Bio-energetic value of the flathead and smith
Valleys in northwest montana for spring
Gael Bissell*, Wildlife Biologist, Montana Fish, Wildlife & Parks;
Chris Hammond, Wildlife Biologist, Montana Fish, Wildlife & Parks.
The abundance of lakes, rivers, streams, wetlands, and agricultural lands of the Flathead
and Smith Valleys in northwest Montana attracts a significant number of migratory waterfowl
moving from wintering grounds to breeding habitats each spring. These diverse habitats
provide food and resting areas for thousands of waterfowl and other waterbirds each year.

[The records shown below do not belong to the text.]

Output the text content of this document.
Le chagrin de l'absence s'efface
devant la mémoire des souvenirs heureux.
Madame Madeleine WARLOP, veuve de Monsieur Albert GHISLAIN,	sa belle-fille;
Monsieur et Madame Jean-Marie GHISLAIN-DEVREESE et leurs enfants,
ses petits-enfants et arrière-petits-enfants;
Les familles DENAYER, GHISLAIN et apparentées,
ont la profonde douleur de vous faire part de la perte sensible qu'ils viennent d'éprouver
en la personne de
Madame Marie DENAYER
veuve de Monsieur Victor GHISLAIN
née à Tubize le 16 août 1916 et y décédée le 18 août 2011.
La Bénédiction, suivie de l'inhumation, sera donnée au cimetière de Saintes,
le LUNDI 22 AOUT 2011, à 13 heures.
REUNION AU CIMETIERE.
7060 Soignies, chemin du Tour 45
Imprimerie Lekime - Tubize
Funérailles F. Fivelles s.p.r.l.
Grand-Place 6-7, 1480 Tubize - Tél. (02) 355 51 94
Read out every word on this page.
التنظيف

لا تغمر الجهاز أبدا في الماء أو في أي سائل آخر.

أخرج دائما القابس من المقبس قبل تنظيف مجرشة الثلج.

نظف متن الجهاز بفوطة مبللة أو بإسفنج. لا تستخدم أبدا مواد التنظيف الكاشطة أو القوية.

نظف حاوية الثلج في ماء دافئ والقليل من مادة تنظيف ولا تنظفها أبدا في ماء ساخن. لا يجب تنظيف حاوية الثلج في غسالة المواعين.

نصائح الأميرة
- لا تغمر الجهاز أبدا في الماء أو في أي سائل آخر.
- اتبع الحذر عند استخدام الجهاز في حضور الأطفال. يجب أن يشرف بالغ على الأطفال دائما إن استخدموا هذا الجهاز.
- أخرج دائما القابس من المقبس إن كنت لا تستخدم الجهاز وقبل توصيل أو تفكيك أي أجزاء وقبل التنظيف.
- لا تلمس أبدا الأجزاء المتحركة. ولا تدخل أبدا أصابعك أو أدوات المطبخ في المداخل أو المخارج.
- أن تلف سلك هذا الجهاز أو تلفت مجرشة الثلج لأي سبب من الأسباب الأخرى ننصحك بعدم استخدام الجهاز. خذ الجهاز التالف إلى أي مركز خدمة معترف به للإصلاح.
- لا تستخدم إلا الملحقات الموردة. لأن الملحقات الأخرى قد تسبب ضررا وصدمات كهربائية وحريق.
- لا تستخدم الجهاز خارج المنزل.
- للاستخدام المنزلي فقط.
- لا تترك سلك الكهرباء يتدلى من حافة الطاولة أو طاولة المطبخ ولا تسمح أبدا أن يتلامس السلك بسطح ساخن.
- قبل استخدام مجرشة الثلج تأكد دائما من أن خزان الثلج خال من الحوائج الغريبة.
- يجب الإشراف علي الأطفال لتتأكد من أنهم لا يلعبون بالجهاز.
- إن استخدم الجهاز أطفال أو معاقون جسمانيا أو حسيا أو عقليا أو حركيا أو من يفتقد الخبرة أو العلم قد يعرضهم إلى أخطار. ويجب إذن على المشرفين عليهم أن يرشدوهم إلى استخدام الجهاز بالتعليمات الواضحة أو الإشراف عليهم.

These valleys are also undergoing rapid habitat transformation due to growth in human
population with concomitant conversions from rural agricultural and riparian habitats to
more residential and commercial development. To quantify the current extent, distribution,
importance, and species that use this area as a spring stopover, we initiated a randomly
stratified, weekly, simultaneous waterfowl survey of selected areas from early March through
April. We began in spring 2010 and will continue through spring 2012. The data will be
extrapolated to the entire study area and for the 2-month period to develop an estimate of
total annual waterfowl feeding days by species. Habitat data are also being incorporated.
Preliminary results from first 2 years of data indicate that the 4 most common migrant
waterfowl species, in order of total numbers counted, are Mallard, Northern Pintail, Canada
Goose, and American Wigeon. Preliminary extrapolations of waterfowl survey data in terms
of bioenergetics will be summarized.